Tunisie

Vers un laboratoire P2 en Tunisie : la Fondation Merieux s’engage

L’Institut Pasteur de Tunis a reçu mercredi la visite de M. Alain Merieux, président de la Fondation Merieux, accompagné de membres de sa direction, pour renforcer le partenariat scientifique et la coopération en matière de sécurité sanitaire.
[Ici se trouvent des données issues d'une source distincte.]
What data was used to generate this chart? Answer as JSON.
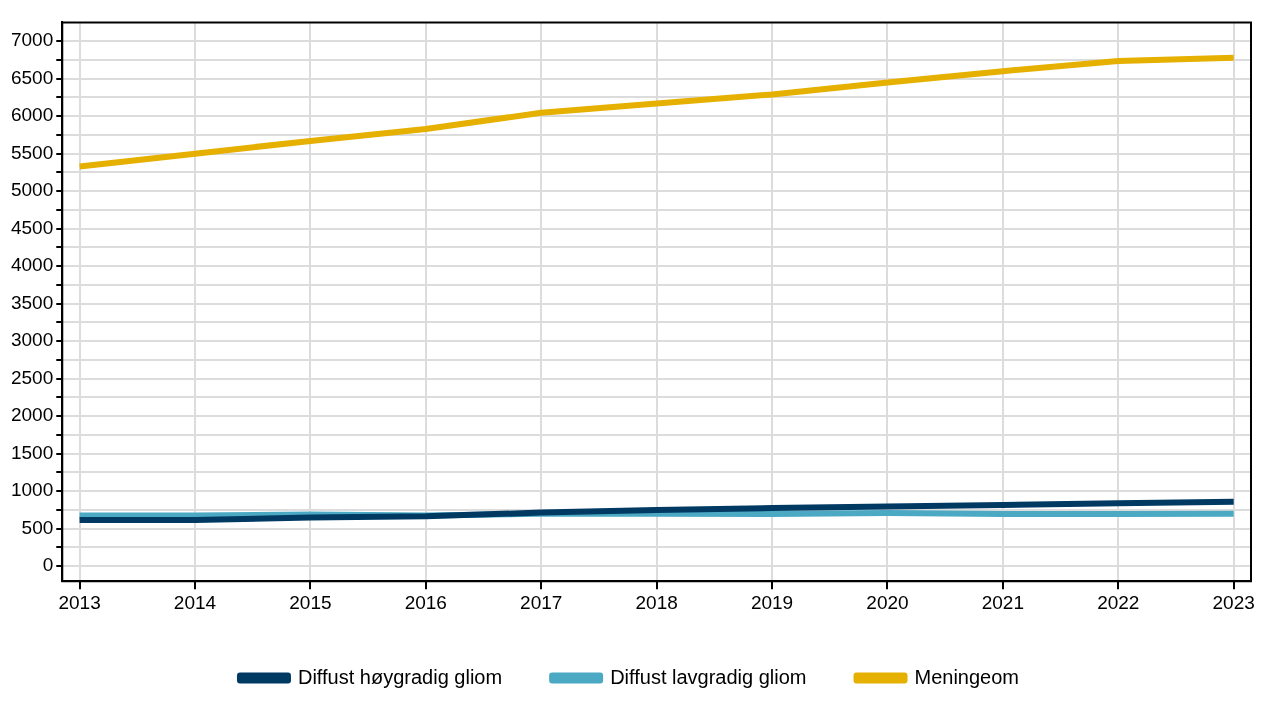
{
  "chart_data": {
    "type": "line",
    "x": [
      2013,
      2014,
      2015,
      2016,
      2017,
      2018,
      2019,
      2020,
      2021,
      2022,
      2023
    ],
    "series": [
      {
        "name": "Diffust høygradig gliom",
        "color": "#003a63",
        "values": [
          615,
          615,
          650,
          665,
          715,
          750,
          775,
          795,
          815,
          840,
          860
        ]
      },
      {
        "name": "Diffust lavgradig gliom",
        "color": "#4ba9c4",
        "values": [
          675,
          675,
          690,
          675,
          700,
          700,
          695,
          710,
          695,
          695,
          700
        ]
      },
      {
        "name": "Meningeom",
        "color": "#e6b000",
        "values": [
          5330,
          5500,
          5670,
          5830,
          6045,
          6170,
          6290,
          6450,
          6600,
          6735,
          6780
        ]
      }
    ],
    "xlim": [
      2012.85,
      2023.15
    ],
    "xticks": [
      2013,
      2014,
      2015,
      2016,
      2017,
      2018,
      2019,
      2020,
      2021,
      2022,
      2023
    ],
    "ylim": [
      -200,
      7250
    ],
    "yticks": [
      0,
      {
        "value": 250,
        "label": null
      },
      500,
      {
        "value": 750,
        "label": null
      },
      1000,
      {
        "value": 1250,
        "label": null
      },
      1500,
      {
        "value": 1750,
        "label": null
      },
      2000,
      {
        "value": 2250,
        "label": null
      },
      2500,
      {
        "value": 2750,
        "label": null
      },
      3000,
      {
        "value": 3250,
        "label": null
      },
      3500,
      {
        "value": 3750,
        "label": null
      },
      4000,
      {
        "value": 4250,
        "label": null
      },
      4500,
      {
        "value": 4750,
        "label": null
      },
      5000,
      {
        "value": 5250,
        "label": null
      },
      5500,
      {
        "value": 5750,
        "label": null
      },
      6000,
      {
        "value": 6250,
        "label": null
      },
      6500,
      {
        "value": 6750,
        "label": null
      },
      7000
    ],
    "grid": true,
    "legend": "bottom",
    "marker": "none",
    "line_style": "solid"
  }
}
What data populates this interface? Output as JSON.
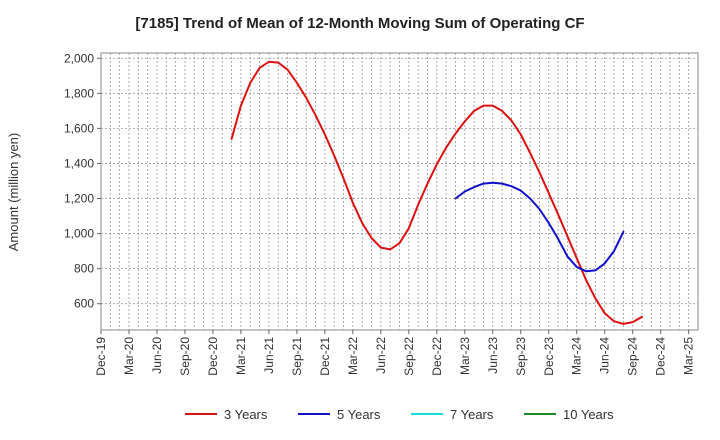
{
  "chart_data": {
    "type": "line",
    "title": "[7185]  Trend of Mean of 12-Month Moving Sum of Operating CF",
    "xlabel": "",
    "ylabel": "Amount (million yen)",
    "ylim": [
      450,
      2030
    ],
    "yticks": [
      600,
      800,
      1000,
      1200,
      1400,
      1600,
      1800,
      2000
    ],
    "ytick_labels": [
      "600",
      "800",
      "1,000",
      "1,200",
      "1,400",
      "1,600",
      "1,800",
      "2,000"
    ],
    "x_tick_labels": [
      "Dec-19",
      "Mar-20",
      "Jun-20",
      "Sep-20",
      "Dec-20",
      "Mar-21",
      "Jun-21",
      "Sep-21",
      "Dec-21",
      "Mar-22",
      "Jun-22",
      "Sep-22",
      "Dec-22",
      "Mar-23",
      "Jun-23",
      "Sep-23",
      "Dec-23",
      "Mar-24",
      "Jun-24",
      "Sep-24",
      "Dec-24",
      "Mar-25"
    ],
    "x_month_count": 64,
    "grid": true,
    "legend_position": "bottom",
    "series": [
      {
        "name": "3 Years",
        "color": "#dd1111",
        "start_month": 14,
        "values": [
          1540,
          1730,
          1860,
          1945,
          1980,
          1975,
          1935,
          1860,
          1775,
          1675,
          1565,
          1445,
          1315,
          1175,
          1060,
          975,
          920,
          910,
          945,
          1030,
          1165,
          1285,
          1395,
          1490,
          1570,
          1640,
          1700,
          1730,
          1730,
          1700,
          1645,
          1565,
          1460,
          1350,
          1230,
          1110,
          985,
          860,
          735,
          630,
          545,
          500,
          485,
          495,
          525
        ]
      },
      {
        "name": "5 Years",
        "color": "#1111cc",
        "start_month": 38,
        "values": [
          1200,
          1240,
          1265,
          1285,
          1290,
          1285,
          1270,
          1245,
          1200,
          1140,
          1060,
          970,
          870,
          810,
          785,
          790,
          830,
          900,
          1010
        ]
      },
      {
        "name": "7 Years",
        "color": "#11dddd",
        "start_month": 0,
        "values": []
      },
      {
        "name": "10 Years",
        "color": "#228822",
        "start_month": 0,
        "values": []
      }
    ]
  }
}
M. Alain Merieux a réaffirmé l’engagement de sa fondation à poursuivre le soutien à la Tunisie, à travers la mise en place du laboratoire P2 et le renforcement des programmes de formation et de partage d’expertise.


L’Institut Pasteur de Tunis a accueilli mercredi M. Alain Merieux, président de la Fondation Merieux, ainsi que plusieurs membres de sa direction, dans le but de renforcer le partenariat scientifique et la coopération en sécurité sanitaire.

Les discussions ont principalement porté sur le soutien aux laboratoires de niveau 3 (P3 / BSL-3) et l’engagement pour établir un laboratoire de sécurité biologique de niveau 2 (P2) en Tunisie.

Cette initiative a pour objectif de renforcer les capacités nationales en diagnostic microbiologique et en surveillance précoce des épidémies, dans une approche « One Health » qui englobe la santé humaine, animale et environnementale.

Les délégations ont échangé avec les chercheurs de l’Institut Pasteur sur les priorités scientifiques, les projets stratégiques et les perspectives de coopération.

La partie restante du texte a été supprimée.